The Balvenie is one of a handful of single malts that have enough richness and amplitude to appeal to Bourbon drinkers. They produce a range of whiskies that are splendid examples of Speyside malts, and take their place among the best in Scotland.
Speyside has more distilleries than any
other region in Scotland, and produces over 40 different malts. These range
from the most popular Scotch whiskies in the world (Glenlivet and Glenfiddich)
to some of the most prized (The Macallan). Dufftown is located on the River
Fiddich, and is home to six major distilleries; the town is fond of describing
itself as “The Whisky Capital of the World,” although I can think of a few
locales in Kentucky that might take issue with that. The most traditional of those
distilleries is The Balvenie.
Whisky is made the old-fashioned way at The Balvenie. The barley is grown on the distillery’s 1000-acre farm, steeped in spring water, and germinated on the malting floor---the only one left in the Scottish Highlands. From there it’s transferred to the kiln, and ultimately to the still. The Balvenie employs its own coppersmith and coopers, who spend four years in apprenticeship; this is nothing compared to the Malt Master, David Stewart, who has logged five decades on the premises.
Tasted side by side, the new 12 Year Single Barrel and the well-established 15
Year Single Barrel (both around $80) display a distinct family resemblance. The
12 Year is rich and fat on entry, but this is followed by a rush of spice and
white pepper in the mid palate; a few drops of water tame the spirit’s raw
power and bring it into balance. The 15 Year is leaner, with nicely focused
notes of spice and dried flowers in the middle. A touch of water rounds it out,
but also enhances the peppery quality on the finish.
There are two Doublewood malts---aged first in American oak barrels, then finished in European Sherry casks. The Doublewood 12 Year-Old ($55) is sweet and plump, with scents of menthol, dried fruits and sea air; water mellows out the spirit even further. The newly created Doublewood 17 ($145) is more angular in the mouth, although the same combination of spice and honeyed sweetness emerges in the mid palate; the extra time in wood gives the spirit a restrained elegance that is very appealing. A few drops of water fatten it up nicely.
Caribbean Cask ($75), launched in 2014, combines whisky aged for 14 years in traditional barrels and finished in rum casks. The high-toned, spicy nose gives off whiffs of cinnamon and tropical fruit, along with marked evidence of oak. Sweet and fruity on entry, it turns spicy in the mid palate and brings back echoes of tropical fruit on the long finish---a very poised and stylish whisky.
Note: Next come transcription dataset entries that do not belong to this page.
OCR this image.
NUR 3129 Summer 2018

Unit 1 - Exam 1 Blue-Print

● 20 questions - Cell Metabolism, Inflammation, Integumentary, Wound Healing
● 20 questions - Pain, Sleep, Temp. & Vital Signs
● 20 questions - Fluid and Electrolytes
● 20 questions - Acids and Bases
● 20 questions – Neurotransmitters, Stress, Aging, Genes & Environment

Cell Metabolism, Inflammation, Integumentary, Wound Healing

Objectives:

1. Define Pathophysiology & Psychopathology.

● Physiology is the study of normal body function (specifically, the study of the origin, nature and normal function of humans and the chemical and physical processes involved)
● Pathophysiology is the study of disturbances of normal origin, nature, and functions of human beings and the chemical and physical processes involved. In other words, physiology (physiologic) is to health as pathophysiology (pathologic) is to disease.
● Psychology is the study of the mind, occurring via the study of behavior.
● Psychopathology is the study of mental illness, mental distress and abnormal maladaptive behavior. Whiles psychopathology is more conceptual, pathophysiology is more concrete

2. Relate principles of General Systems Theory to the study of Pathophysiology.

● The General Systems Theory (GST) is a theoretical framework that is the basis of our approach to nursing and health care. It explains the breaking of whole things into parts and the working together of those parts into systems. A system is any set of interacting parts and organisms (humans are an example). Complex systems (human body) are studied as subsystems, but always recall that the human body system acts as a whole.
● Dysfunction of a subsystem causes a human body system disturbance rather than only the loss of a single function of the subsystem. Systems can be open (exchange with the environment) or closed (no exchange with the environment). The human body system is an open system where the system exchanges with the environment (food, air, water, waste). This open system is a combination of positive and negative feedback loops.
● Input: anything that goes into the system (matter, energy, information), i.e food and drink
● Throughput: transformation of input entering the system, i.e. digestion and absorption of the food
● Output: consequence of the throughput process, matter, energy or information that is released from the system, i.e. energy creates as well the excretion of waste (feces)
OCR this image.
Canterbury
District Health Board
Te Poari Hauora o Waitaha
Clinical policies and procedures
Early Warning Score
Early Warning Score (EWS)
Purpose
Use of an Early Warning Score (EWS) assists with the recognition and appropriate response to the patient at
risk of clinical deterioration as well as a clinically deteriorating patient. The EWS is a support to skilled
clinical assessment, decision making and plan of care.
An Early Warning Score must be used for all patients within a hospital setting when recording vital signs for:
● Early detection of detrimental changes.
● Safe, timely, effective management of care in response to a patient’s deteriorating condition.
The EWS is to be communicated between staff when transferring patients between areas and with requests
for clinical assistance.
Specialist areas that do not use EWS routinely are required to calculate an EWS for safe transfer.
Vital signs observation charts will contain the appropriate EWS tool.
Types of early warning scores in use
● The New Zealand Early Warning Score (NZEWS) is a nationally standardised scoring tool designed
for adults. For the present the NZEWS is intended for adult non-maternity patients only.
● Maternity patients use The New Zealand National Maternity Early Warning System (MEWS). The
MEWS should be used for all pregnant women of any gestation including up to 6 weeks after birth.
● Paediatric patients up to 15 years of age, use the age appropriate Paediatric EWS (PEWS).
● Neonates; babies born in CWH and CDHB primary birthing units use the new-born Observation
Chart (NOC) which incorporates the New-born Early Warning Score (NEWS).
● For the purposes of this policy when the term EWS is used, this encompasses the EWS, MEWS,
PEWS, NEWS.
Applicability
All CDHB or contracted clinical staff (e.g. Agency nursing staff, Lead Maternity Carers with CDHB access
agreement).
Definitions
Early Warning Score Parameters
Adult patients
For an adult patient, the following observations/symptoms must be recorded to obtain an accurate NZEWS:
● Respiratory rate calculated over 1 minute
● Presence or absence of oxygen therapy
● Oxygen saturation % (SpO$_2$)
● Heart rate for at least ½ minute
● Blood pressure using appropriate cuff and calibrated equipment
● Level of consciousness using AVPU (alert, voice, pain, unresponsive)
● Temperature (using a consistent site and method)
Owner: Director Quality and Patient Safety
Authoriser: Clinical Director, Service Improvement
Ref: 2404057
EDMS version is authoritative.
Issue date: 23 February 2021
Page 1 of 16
PortWood 21 Year Old ($210),
finished in a Port pipe that previously held 40 year-old tawny, was a fitting
conclusion to the evening. The meaty nose blends earth notes and suggestions of
black fruits. Intense and candied on entry, the palate reveals flavors of dried
fruit, citrus, menthol and spice: a remarkable dram, and proof that you don’t
have to be a Scotch drinker to love Scotch.